In our setup we have been using curator since a long time, but recent features (namely cold nodes with searchable snapshots), are not supported by it. I want to point out the issues we are having with ILM and the workaround approaches we tried out.
the general problem
Unlike curator, ILM only handles indexes individually. If you want ILM to delete the indexes with your oldest logs, for example, you can just do that based on the age of the index. There is no way that this prevents your cluster from running out of space when your log volume increases unexpectedly.
With that, you are either forced to overprovision your cluster (increasing your permanant costs for resources that are unused most of the time), or by getting someone woken up in the night whenever your cluster is running full (who will most likely just delete the oldest logs manually then!)
issues addressing this problem have unfortunately no progress since almost 2 years:
- https://github.com/elastic/elasticsearch/issues/49392
- https://github.com/elastic/elasticsearch/issues/44001
what curator can do (better)
you can still use curator if you just need to perform basic actions like:
- rollover when indexes get too big
- allocate to different nodes (hot to warm)*
- delete old indexes*
*unlike ILM, you can do these actions using space filters based on the disk usage in your cluster.

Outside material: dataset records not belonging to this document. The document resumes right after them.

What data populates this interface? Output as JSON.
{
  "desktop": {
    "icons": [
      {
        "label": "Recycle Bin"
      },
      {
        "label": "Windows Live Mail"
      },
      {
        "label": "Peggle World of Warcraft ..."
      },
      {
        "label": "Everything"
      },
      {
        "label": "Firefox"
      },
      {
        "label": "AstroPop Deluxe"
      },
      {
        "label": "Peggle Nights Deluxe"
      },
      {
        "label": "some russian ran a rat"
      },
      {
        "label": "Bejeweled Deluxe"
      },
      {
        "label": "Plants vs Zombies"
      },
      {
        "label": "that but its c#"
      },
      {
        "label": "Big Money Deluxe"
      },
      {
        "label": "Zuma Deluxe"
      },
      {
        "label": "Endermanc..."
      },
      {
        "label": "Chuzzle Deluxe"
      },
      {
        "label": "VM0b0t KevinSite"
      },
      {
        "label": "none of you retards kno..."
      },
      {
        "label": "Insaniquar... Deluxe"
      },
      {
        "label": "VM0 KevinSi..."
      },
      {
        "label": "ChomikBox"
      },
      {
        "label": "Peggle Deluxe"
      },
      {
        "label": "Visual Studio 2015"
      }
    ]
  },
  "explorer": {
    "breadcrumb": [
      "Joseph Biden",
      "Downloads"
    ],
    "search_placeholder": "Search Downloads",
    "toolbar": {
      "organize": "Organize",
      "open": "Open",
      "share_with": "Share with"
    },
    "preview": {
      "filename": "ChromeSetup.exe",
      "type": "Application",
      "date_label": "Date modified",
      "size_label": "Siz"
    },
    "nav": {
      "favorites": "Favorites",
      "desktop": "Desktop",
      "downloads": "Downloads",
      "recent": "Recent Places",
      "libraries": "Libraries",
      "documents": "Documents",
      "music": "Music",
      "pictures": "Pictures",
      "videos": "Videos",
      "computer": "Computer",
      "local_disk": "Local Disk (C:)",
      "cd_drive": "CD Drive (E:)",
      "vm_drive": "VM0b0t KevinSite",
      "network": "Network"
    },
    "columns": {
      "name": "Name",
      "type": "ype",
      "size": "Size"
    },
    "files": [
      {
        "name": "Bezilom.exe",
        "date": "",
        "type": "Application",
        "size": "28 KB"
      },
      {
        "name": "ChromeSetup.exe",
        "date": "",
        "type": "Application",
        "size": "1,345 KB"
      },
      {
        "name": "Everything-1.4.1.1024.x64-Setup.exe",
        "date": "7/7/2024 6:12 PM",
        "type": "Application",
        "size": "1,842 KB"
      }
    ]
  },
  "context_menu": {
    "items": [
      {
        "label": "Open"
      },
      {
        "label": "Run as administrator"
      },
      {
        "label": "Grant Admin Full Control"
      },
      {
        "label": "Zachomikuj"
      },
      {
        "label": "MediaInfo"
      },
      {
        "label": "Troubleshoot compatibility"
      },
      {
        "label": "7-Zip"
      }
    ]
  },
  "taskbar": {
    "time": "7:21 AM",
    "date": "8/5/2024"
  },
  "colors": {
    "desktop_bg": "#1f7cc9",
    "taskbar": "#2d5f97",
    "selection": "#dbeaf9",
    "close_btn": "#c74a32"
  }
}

This can reliably ensure that your cluster doesn't run out of disk space, independent of the ingest volume of logs!
what curator cannot do
Unfortunately, development on curator has basically stopped. Because of that, new features of elasticsearch are only supported by ILM.
A recent feature where this is the case are searchable snapshots, used on cold data nodes.

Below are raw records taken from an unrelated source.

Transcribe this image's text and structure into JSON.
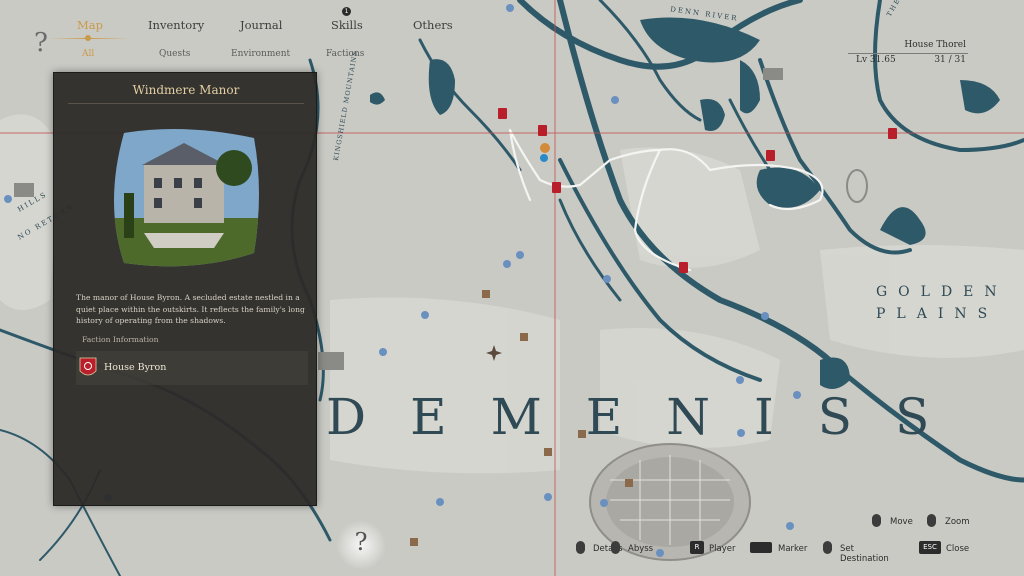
{
  "nav": {
    "tabs": [
      "Map",
      "Inventory",
      "Journal",
      "Skills",
      "Others"
    ],
    "skills_badge": "1",
    "subtabs": [
      "All",
      "Quests",
      "Environment",
      "Factions"
    ]
  },
  "help_icon": "?",
  "panel": {
    "title": "Windmere Manor",
    "description": "The manor of House Byron. A secluded estate nestled in a quiet place within the outskirts. It reflects the family's long history of operating from the shadows.",
    "section_label": "Faction Information",
    "faction_name": "House Byron"
  },
  "house": {
    "name": "House Thorel",
    "level": "Lv 31.65",
    "members": "31 / 31"
  },
  "map_labels": {
    "region_big": "DEMENISS",
    "golden": "GOLDEN",
    "plains": "PLAINS",
    "mountains": "KINGSHIELD MOUNTAINS",
    "river": "DENN RIVER",
    "hills": "HILLS",
    "no_return": "NO RETURN",
    "crim": "THE CRIM"
  },
  "controls": {
    "details": "Details",
    "abyss": "Abyss",
    "player_key": "R",
    "player": "Player",
    "marker": "Marker",
    "set_destination": "Set Destination",
    "esc_key": "ESC",
    "close": "Close",
    "move": "Move",
    "zoom": "Zoom"
  },
  "colors": {
    "accent_gold": "#c99a4a",
    "water": "#2e5968",
    "land": "#c9c9c4",
    "panel_bg": "#2b2a28"
  }
}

The action would require multiple steps to be executed, including mounting of the snapshot, which curator cannot do.
using curator together with ILM
Since curator can update index settings, you can actually use it to apply a certain ILM policy to an index. But that introduces a few problems:
The approach sound like it would solve all the issues discussed, by just creating multiple ILM policies and using curator to switch between them. Unfortunately, changing the lifecycle policy of an index has no effect by design: The index won't leave the phase of its old policy until that ends, and that ending condition can again just be time based - or it never ends in case it is the final phase of the policy.
Another thing I tried, to let curator move an index to the next phase of an ILM policy, is updating its index.lifecycle.origination_date, which ILM should use to determine the index age. But that is also not useable as a workaround.
I'd be happy for any feedback and other ideas that may work better than the approaches we tried so far!